La stella, il punto di riferimento, l'uomo che tutti attendono, quando gioca la Nazionale svizzera, è sempre lui: Xherdan Shaqiri. Un ruolo che però si trasforma in quello di comprimario, seppur di lusso, quando veste la maglia del galattico Bayern Monaco. "Non è una situazione facile, ma devo accettarla, perché sono un professionista", ammette lui stesso, in ritiro a Feusisberg dove i rossocrociati stanno preparando la doppia trasferta in Slovenia (match arbitrato dal tedesco Wolfgang Stark) e a San Marino.
Una bacheca piena di trofei (due titoli di Bundesliga, una Champions League, un Mondiale per club, due Supercoppe europee e due Coppe di Germania), ma presenze in campo non certo da prim'attore (in questa stagione 5 partite su 11, per un totale di 417'). Se poi Pep Guardiola ti fa passare davanti il 17enne Gianluca Gaudino, prodotto del vivaio bavarese, allora il messaggio può apparire piuttosto chiaro. "Non è stato facile accettarlo: è la terza stagione che sono a Monaco, sono un nazionale, arrivavo da un buon Mondiale e mi è toccato vedere entrare al mio posto un ragazzino di 17enne senza alcuna esperienza", continua l'ex basilese.

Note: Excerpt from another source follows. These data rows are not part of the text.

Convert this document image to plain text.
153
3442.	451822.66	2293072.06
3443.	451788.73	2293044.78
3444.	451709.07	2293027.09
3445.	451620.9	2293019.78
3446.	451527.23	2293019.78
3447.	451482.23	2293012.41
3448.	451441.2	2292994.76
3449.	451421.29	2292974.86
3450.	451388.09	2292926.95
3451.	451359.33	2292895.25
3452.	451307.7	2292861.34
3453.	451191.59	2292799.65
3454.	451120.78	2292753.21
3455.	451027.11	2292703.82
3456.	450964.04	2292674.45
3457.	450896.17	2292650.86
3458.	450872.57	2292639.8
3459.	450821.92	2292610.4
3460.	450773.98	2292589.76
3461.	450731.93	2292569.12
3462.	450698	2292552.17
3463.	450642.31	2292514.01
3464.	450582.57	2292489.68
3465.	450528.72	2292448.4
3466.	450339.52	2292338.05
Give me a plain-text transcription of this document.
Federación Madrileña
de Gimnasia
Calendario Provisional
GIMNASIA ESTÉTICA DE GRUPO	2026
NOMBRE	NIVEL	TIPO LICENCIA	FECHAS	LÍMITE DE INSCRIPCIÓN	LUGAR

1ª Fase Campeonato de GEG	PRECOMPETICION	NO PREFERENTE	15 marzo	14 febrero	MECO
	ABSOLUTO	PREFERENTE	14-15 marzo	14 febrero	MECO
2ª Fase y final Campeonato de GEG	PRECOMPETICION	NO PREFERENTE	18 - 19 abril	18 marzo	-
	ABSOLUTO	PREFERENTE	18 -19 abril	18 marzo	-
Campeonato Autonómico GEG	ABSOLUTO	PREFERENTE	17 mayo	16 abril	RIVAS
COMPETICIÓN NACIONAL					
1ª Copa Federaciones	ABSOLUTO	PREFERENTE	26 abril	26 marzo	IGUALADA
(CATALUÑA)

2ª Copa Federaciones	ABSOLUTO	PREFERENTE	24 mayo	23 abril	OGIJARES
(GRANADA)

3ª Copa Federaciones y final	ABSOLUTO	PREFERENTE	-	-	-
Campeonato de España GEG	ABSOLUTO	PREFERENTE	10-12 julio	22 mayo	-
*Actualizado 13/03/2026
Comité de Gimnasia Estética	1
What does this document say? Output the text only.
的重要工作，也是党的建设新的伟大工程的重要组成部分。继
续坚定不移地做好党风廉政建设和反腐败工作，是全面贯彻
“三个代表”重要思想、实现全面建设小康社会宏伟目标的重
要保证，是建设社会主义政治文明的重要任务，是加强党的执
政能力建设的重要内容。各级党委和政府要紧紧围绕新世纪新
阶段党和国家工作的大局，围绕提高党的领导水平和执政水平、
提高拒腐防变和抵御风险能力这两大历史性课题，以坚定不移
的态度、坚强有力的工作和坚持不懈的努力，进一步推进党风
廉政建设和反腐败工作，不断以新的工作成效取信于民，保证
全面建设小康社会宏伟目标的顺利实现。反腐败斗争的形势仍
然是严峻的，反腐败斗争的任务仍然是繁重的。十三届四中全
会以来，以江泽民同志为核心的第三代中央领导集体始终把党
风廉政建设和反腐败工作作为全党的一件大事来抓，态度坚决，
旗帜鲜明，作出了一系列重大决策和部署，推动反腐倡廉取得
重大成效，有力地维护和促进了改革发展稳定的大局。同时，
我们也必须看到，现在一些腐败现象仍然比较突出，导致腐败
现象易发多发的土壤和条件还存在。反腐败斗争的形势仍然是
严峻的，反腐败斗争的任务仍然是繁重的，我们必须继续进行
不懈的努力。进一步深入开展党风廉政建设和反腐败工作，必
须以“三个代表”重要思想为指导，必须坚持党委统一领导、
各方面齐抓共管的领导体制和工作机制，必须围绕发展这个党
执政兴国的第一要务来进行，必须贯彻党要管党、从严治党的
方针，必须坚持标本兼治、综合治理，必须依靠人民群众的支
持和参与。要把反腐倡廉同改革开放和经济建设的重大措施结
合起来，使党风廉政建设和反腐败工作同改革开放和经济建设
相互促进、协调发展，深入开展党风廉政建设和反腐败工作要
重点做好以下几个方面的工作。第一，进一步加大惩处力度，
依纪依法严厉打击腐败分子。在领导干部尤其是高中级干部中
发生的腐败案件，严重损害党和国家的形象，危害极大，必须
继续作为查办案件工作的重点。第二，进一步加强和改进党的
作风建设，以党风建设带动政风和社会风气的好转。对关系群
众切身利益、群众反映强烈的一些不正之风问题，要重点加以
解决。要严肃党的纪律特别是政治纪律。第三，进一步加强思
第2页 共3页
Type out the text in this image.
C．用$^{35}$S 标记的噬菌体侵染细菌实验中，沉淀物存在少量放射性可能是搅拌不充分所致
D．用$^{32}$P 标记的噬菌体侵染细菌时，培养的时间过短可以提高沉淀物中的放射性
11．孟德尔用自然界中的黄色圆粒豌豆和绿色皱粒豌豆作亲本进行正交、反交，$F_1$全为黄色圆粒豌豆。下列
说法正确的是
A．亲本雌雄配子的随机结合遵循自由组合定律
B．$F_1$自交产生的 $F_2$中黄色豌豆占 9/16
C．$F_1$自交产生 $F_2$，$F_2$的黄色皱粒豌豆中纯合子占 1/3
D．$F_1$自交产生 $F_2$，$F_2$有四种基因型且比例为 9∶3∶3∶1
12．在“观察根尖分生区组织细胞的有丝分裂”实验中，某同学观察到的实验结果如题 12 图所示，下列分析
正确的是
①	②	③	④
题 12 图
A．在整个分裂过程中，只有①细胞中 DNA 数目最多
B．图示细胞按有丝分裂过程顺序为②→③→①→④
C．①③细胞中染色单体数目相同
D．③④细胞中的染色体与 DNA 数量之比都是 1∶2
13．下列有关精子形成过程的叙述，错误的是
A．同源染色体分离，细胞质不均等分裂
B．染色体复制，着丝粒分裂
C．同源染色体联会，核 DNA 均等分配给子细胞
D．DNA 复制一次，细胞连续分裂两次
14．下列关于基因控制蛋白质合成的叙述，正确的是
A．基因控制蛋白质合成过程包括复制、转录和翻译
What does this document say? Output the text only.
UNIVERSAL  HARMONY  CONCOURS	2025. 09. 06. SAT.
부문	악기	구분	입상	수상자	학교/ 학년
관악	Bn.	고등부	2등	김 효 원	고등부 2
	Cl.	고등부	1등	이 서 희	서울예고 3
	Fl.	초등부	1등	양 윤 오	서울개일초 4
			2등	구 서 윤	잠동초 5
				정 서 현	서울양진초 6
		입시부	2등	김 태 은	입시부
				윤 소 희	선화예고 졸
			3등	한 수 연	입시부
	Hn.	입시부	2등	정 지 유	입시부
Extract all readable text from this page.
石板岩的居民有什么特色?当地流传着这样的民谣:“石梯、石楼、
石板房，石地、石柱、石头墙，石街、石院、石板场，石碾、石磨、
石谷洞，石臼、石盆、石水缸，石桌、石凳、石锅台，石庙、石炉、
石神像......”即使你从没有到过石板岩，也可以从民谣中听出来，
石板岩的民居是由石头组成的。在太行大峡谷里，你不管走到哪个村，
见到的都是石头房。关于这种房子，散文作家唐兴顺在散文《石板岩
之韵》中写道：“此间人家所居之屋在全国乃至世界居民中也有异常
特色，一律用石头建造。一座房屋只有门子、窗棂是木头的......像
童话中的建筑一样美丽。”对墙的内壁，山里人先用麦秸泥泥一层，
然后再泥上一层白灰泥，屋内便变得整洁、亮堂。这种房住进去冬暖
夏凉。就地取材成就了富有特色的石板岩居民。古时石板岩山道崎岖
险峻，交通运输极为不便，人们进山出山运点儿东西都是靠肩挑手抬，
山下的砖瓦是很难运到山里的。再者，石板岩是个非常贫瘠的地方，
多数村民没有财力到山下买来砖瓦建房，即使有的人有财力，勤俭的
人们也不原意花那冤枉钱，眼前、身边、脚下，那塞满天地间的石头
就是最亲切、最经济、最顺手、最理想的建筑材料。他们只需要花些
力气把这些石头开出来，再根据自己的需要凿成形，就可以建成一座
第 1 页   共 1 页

Inevitabile dunque che la parola "trasferimento" sia da qualche tempo accostata al suo nome. "Prima dell'inizio della stagione volevo andarmene, perché sentivo il bisogno di giocare di più. Il club mi ha detto che non si poteva fare e che puntava su di me. Da una parte è stato un segnale positivo, ma dall'altra non ho nascosto un po' di delusione - ricorda Shaqiri - Ad ogni modo ne ridiscuteremo quest'inverno. Attualmente so di trovarmi in un grande club, con un contratto fino al 2016. È il Bayern che ha l'ultima parola, che deciderà. Io sono un professionista e accetterò le scelte della società".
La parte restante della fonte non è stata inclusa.